Bu konu hakkında bir diğer analizim de Zevk-i Selim sahibi kişilerin ürettikleri eserlerin de karşıya bu zevki çok kolay bir şekilde aktarabiliyor olmalarıdır. Onlar sanatın ince zevklerine mazhar oldukları için ürettikleri eserler de adeta o zevk ile yoğrulur ve okuyucuya, dinleyiciye tesir etmesi daha kolay olur. Bu önermemi destekleyen en önemli sanatçı Yunus Emre (k.s) hazretleridir. Yunus Emre hazretleri herkesin bildiği üzere şiirlerini çok yalın ve sade bir Türkçeyle, öz be öz Anadolu Türkçesiyle yazmıştır. O’nun şiirlerinde öyle çok fazla ve ağır edebi sanatlar göremezsiniz. Süslü ve ağır Farsça ve Arapça kelimeler de pek fazla göremezsiniz.
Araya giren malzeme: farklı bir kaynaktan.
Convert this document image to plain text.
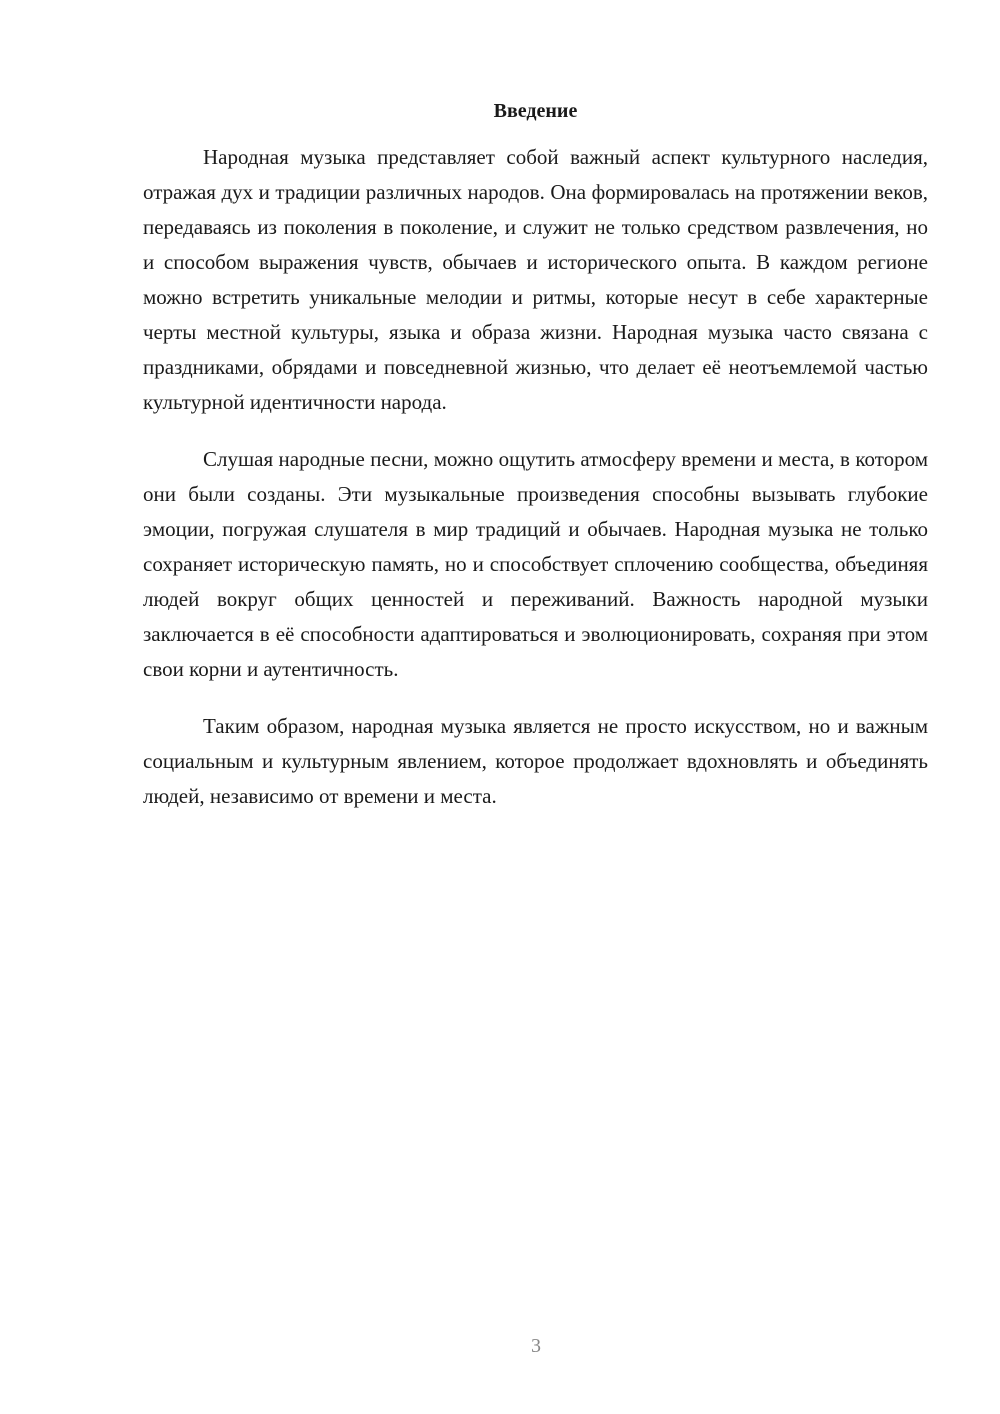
Введение

Народная музыка представляет собой важный аспект культурного наследия, отражая дух и традиции различных народов. Она формировалась на протяжении веков, передаваясь из поколения в поколение, и служит не только средством развлечения, но и способом выражения чувств, обычаев и исторического опыта. В каждом регионе можно встретить уникальные мелодии и ритмы, которые несут в себе характерные черты местной культуры, языка и образа жизни. Народная музыка часто связана с праздниками, обрядами и повседневной жизнью, что делает её неотъемлемой частью культурной идентичности народа.

Слушая народные песни, можно ощутить атмосферу времени и места, в котором они были созданы. Эти музыкальные произведения способны вызывать глубокие эмоции, погружая слушателя в мир традиций и обычаев. Народная музыка не только сохраняет историческую память, но и способствует сплочению сообщества, объединяя людей вокруг общих ценностей и переживаний. Важность народной музыки заключается в её способности адаптироваться и эволюционировать, сохраняя при этом свои корни и аутентичность.

Таким образом, народная музыка является не просто искусством, но и важным социальным и культурным явлением, которое продолжает вдохновлять и объединять людей, независимо от времени и места.

3
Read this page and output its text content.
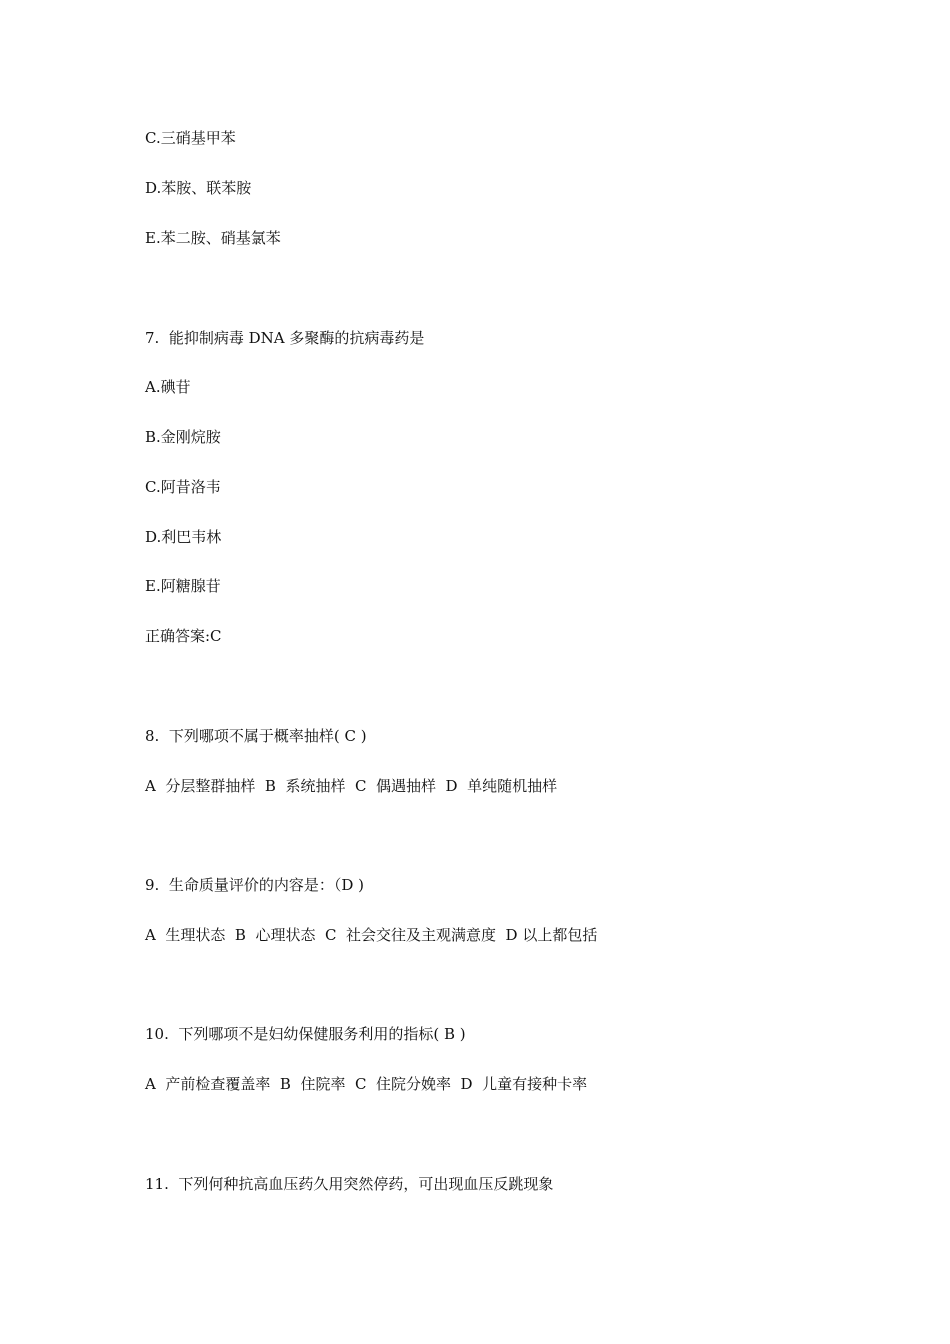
C.三硝基甲苯
D.苯胺、联苯胺
E.苯二胺、硝基氯苯
7.  能抑制病毒 DNA 多聚酶的抗病毒药是
A.碘苷
B.金刚烷胺
C.阿昔洛韦
D.利巴韦林
E.阿糖腺苷
正确答案:C
8.  下列哪项不属于概率抽样( C )
A  分层整群抽样  B  系统抽样  C  偶遇抽样  D  单纯随机抽样
9.  生命质量评价的内容是：（D )
A  生理状态  B  心理状态  C  社会交往及主观满意度  D 以上都包括
10.  下列哪项不是妇幼保健服务利用的指标( B )
A  产前检查覆盖率  B  住院率  C  住院分娩率  D  儿童有接种卡率
11.  下列何种抗高血压药久用突然停药，可出现血压反跳现象
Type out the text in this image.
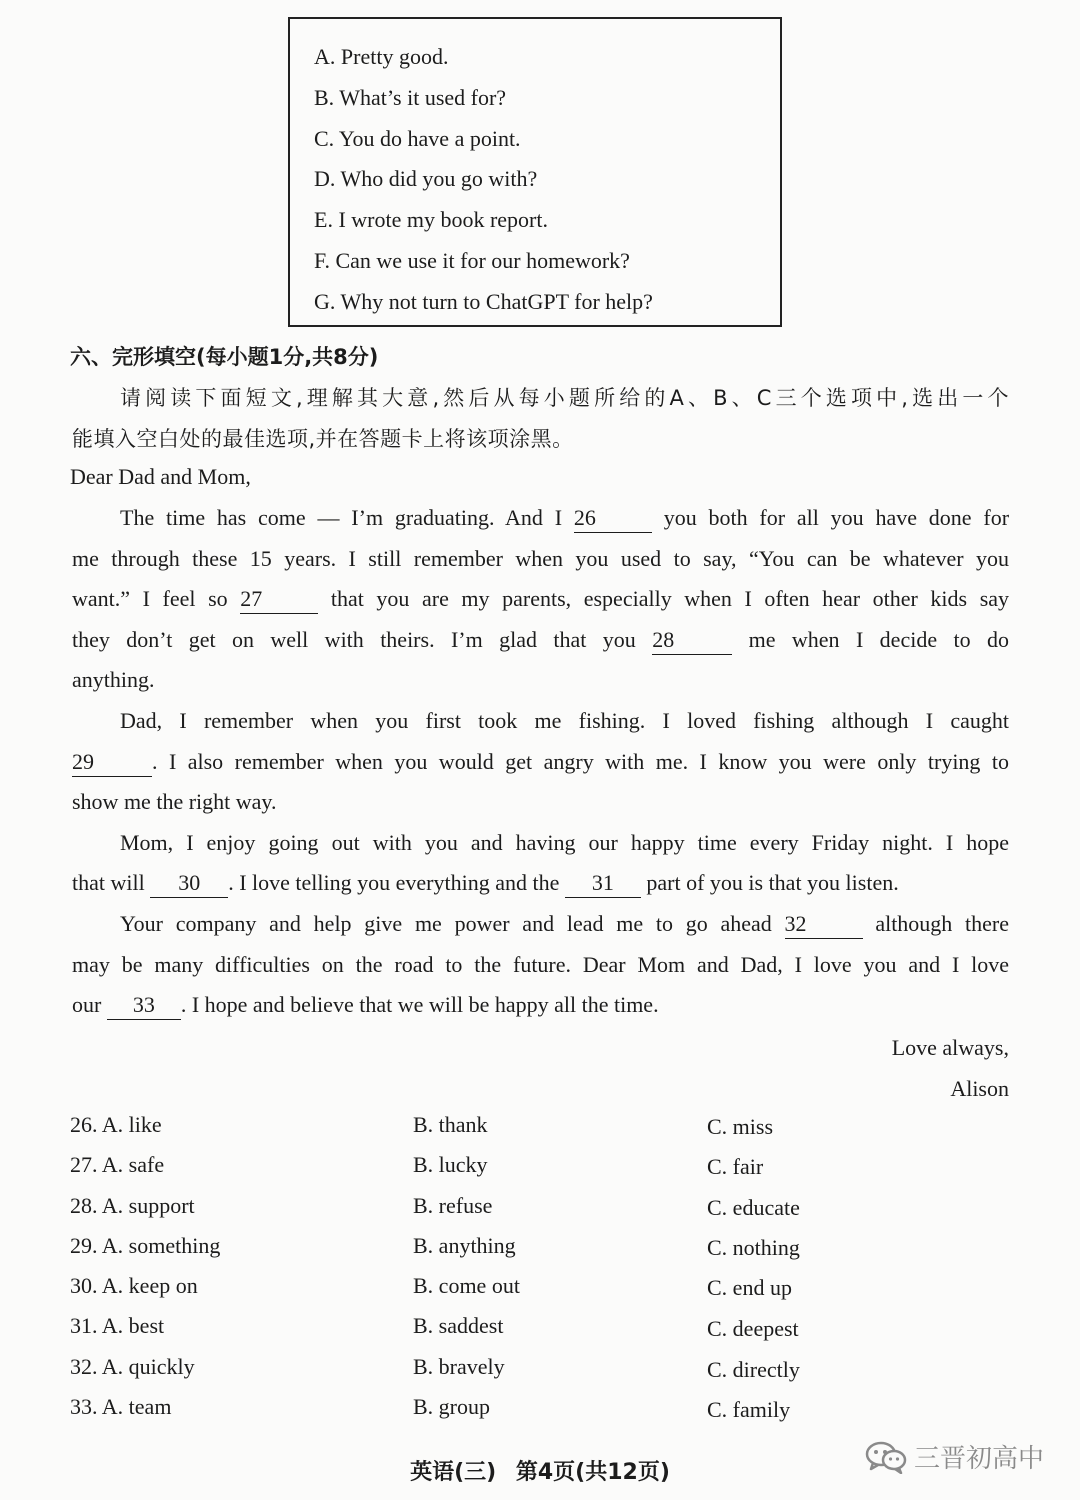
A. Pretty good.
B. What’s it used for?
C. You do have a point.
D. Who did you go with?
E. I wrote my book report.
F. Can we use it for our homework?
G. Why not turn to ChatGPT for help?
六、完形填空(每小题1分,共8分)
请阅读下面短文,理解其大意,然后从每小题所给的A、B、C三个选项中,选出一个
能填入空白处的最佳选项,并在答题卡上将该项涂黑。
Dear Dad and Mom,
The time has come — I’m graduating. And I 26	you both for all you have done for
me through these 15 years. I still remember when you used to say, “You can be whatever you
want.” I feel so 27	that you are my parents, especially when I often hear other kids say
they don’t get on well with theirs. I’m glad that you 28	me when I decide to do
anything.
Dad, I remember when you first took me fishing. I loved fishing although I caught
29	. I also remember when you would get angry with me. I know you were only trying to
show me the right way.
Mom, I enjoy going out with you and having our happy time every Friday night. I hope
that will 30 . I love telling you everything and the 31 part of you is that you listen.
Your company and help give me power and lead me to go ahead 32	although there
may be many difficulties on the road to the future. Dear Mom and Dad, I love you and I love
our 33 . I hope and believe that we will be happy all the time.
Love always,
Alison
26. A. like	B. thank	C. miss
27. A. safe	B. lucky	C. fair
28. A. support	B. refuse	C. educate
29. A. something	B. anything	C. nothing
30. A. keep on	B. come out	C. end up
31. A. best	B. saddest	C. deepest
32. A. quickly	B. bravely	C. directly
33. A. team	B. group	C. family
英语(三) 第4页(共12页)	三晋初高中
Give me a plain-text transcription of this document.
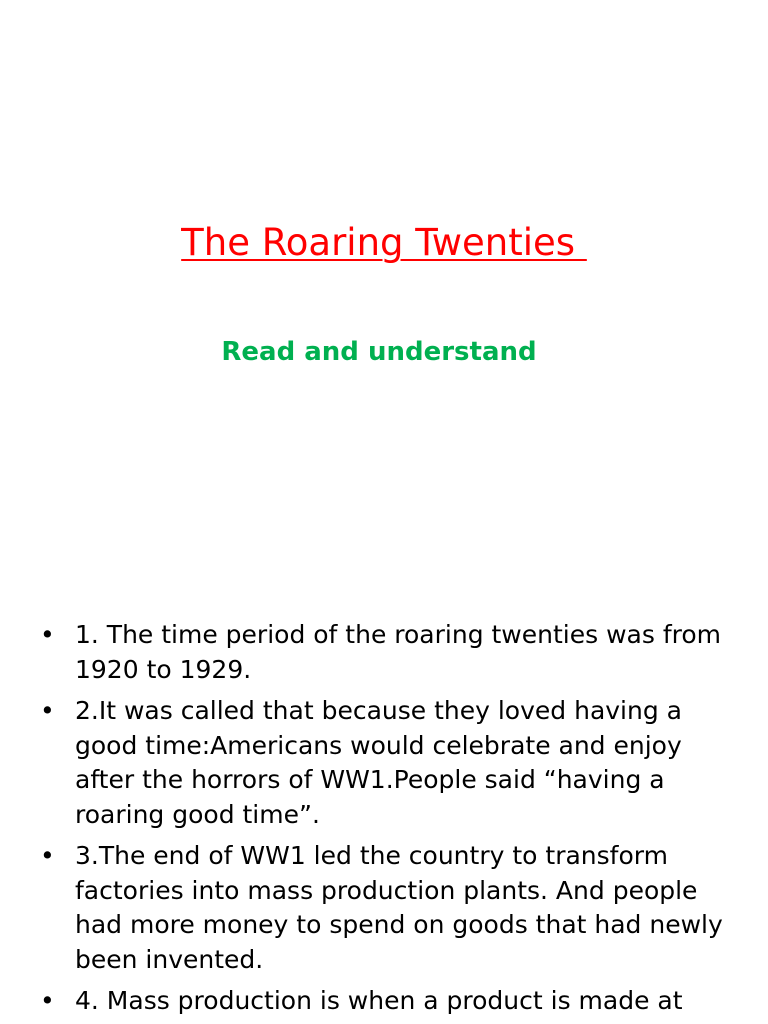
The Roaring Twenties
Read and understand
• 1. The time period of the roaring twenties was from 1920 to 1929.
• 2.It was called that because they loved having a good time:Americans would celebrate and enjoy after the horrors of WW1.People said “having a roaring good time”.
• 3.The end of WW1 led the country to transform factories into mass production plants. And people had more money to spend on goods that had newly been invented.
• 4. Mass production is when a product is made at
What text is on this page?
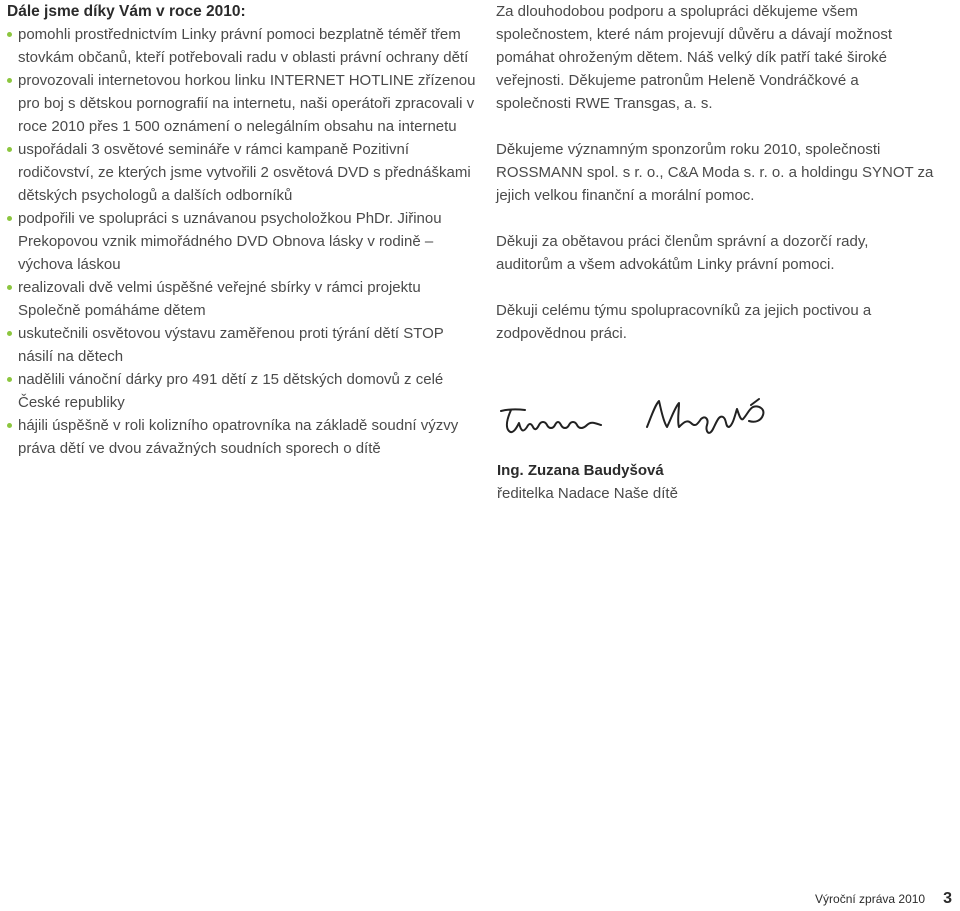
Dále jsme díky Vám v roce 2010:

pomohli prostřednictvím Linky právní pomoci bezplatně téměř třem stovkám občanů, kteří potřebovali radu v oblasti právní ochrany dětí
provozovali internetovou horkou linku INTERNET HOTLINE zřízenou pro boj s dětskou pornografií na internetu, naši operátoři zpracovali v roce 2010 přes 1 500 oznámení o nelegálním obsahu na internetu
uspořádali 3 osvětové semináře v rámci kampaně Pozitivní rodičovství, ze kterých jsme vytvořili 2 osvětová DVD s přednáškami dětských psychologů a dalších odborníků
podpořili ve spolupráci s uznávanou psycholožkou PhDr. Jiřinou Prekopovou vznik mimořádného DVD Obnova lásky v rodině – výchova láskou
realizovali dvě velmi úspěšné veřejné sbírky v rámci projektu Společně pomáháme dětem
uskutečnili osvětovou výstavu zaměřenou proti týrání dětí STOP násilí na dětech
nadělili vánoční dárky pro 491 dětí z 15 dětských domovů z celé České republiky
hájili úspěšně v roli kolizního opatrovníka na základě soudní výzvy práva dětí ve dvou závažných soudních sporech o dítě

Za dlouhodobou podporu a spolupráci děkujeme všem společnostem, které nám projevují důvěru a dávají možnost pomáhat ohroženým dětem. Náš velký dík patří také široké veřejnosti. Děkujeme patronům Heleně Vondráčkové a společnosti RWE Transgas, a. s.

Děkujeme významným sponzorům roku 2010, společnosti ROSSMANN spol. s r. o., C&A Moda s. r. o. a holdingu SYNOT za jejich velkou finanční a morální pomoc.

Děkuji za obětavou práci členům správní a dozorčí rady, auditorům a všem advokátům Linky právní pomoci.

Děkuji celému týmu spolupracovníků za jejich poctivou a zodpovědnou práci.

Ing. Zuzana Baudyšová

ředitelka Nadace Naše dítě

Výroční zpráva 2010 3
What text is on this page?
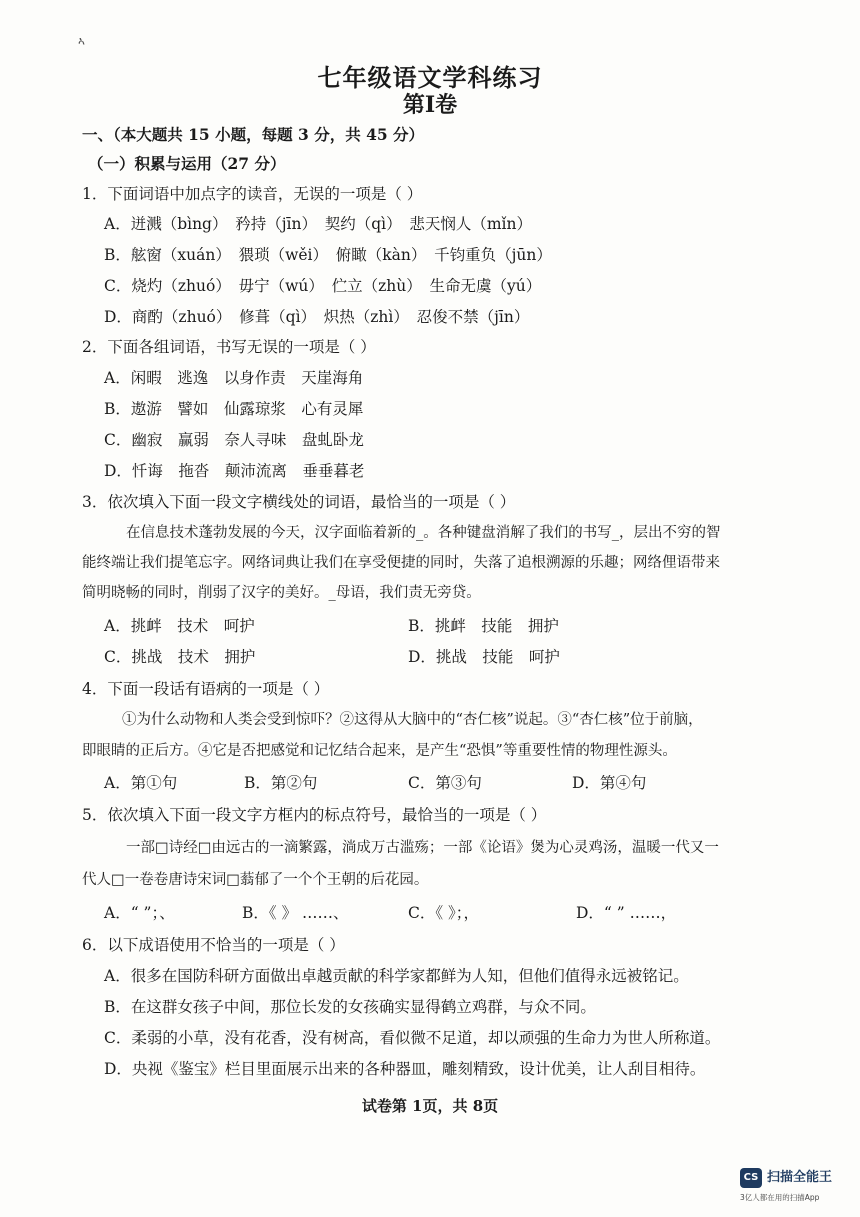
ኣ
七年级语文学科练习
第Ⅰ卷
一、（本大题共 15 小题，每题 3 分，共 45 分）
（一）积累与运用（27 分）
1．下面词语中加点字的读音，无误的一项是（ ）
A．迸溅（bìng）　矜持（jīn）　契约（qì）　悲天悯人（mǐn）
B．舷窗（xuán）　猥琐（wěi）　俯瞰（kàn）　千钧重负（jūn）
C．烧灼（zhuó）　毋宁（wú）　伫立（zhù）　生命无虞（yú）
D．商酌（zhuó）　修葺（qì）　炽热（zhì）　忍俊不禁（jīn）
2．下面各组词语，书写无误的一项是（ ）
A．闲暇　逃逸　以身作责　天崖海角
B．遨游　譬如　仙露琼浆　心有灵犀
C．幽寂　赢弱　奈人寻味　盘虬卧龙
D．忏诲　拖沓　颠沛流离　垂垂暮老
3．依次填入下面一段文字横线处的词语，最恰当的一项是（ ）
在信息技术蓬勃发展的今天，汉字面临着新的_。各种键盘消解了我们的书写_，层出不穷的智
能终端让我们提笔忘字。网络词典让我们在享受便捷的同时，失落了追根溯源的乐趣；网络俚语带来
简明晓畅的同时，削弱了汉字的美好。_母语，我们责无旁贷。
A．挑衅　技术　呵护	B．挑衅　技能　拥护
C．挑战　技术　拥护	D．挑战　技能　呵护
4．下面一段话有语病的一项是（ ）
①为什么动物和人类会受到惊吓？②这得从大脑中的“杏仁核”说起。③“杏仁核”位于前脑，
即眼睛的正后方。④它是否把感觉和记忆结合起来，是产生“恐惧”等重要性情的物理性源头。
A．第①句	B．第②句	C．第③句	D．第④句
5．依次填入下面一段文字方框内的标点符号，最恰当的一项是（ ）
一部□诗经□由远古的一滴繁露，淌成万古滥殇；一部《论语》煲为心灵鸡汤，温暖一代又一
代人□一卷卷唐诗宋词□蓊郁了一个个王朝的后花园。
A．“ ”；、	B．《 》 ……、	C．《 》；，	D．“ ” ……，
6．以下成语使用不恰当的一项是（ ）
A．很多在国防科研方面做出卓越贡献的科学家都鲜为人知，但他们值得永远被铭记。
B．在这群女孩子中间，那位长发的女孩确实显得鹤立鸡群，与众不同。
C．柔弱的小草，没有花香，没有树高，看似微不足道，却以顽强的生命力为世人所称道。
D．央视《鉴宝》栏目里面展示出来的各种器皿，雕刻精致，设计优美，让人刮目相待。
试卷第 1页，共 8页
CS 扫描全能王
3亿人都在用的扫描App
Lakin O’nun şiirleri yedi düvele nam salmış, dünyanın her yerindeki Müslümanların gönlünde taht kurmuş, hatta ve hatta zıt görüşlü mezheplerin tarikatlarının dergahlarında bile ilahi olarak okunmuştur ve hala okunmaktadır. O’nun şiirlerinin bu kadar etkileyici olmasının sebebi O’nun Allah ile dostluğudur , Hak aşıklığının bir tecellisidir. Yunus Emre Zevk-i Selim noktasında en yüksek mertebededir. ‘İlahi mertebelerin hangisine çıktımsa önümde hep bir Türkmen kocasının (Yunus Emre’nin) izini gördüm. O’nu hiç geçemedim’ sözü boşuna söylenmemiştir.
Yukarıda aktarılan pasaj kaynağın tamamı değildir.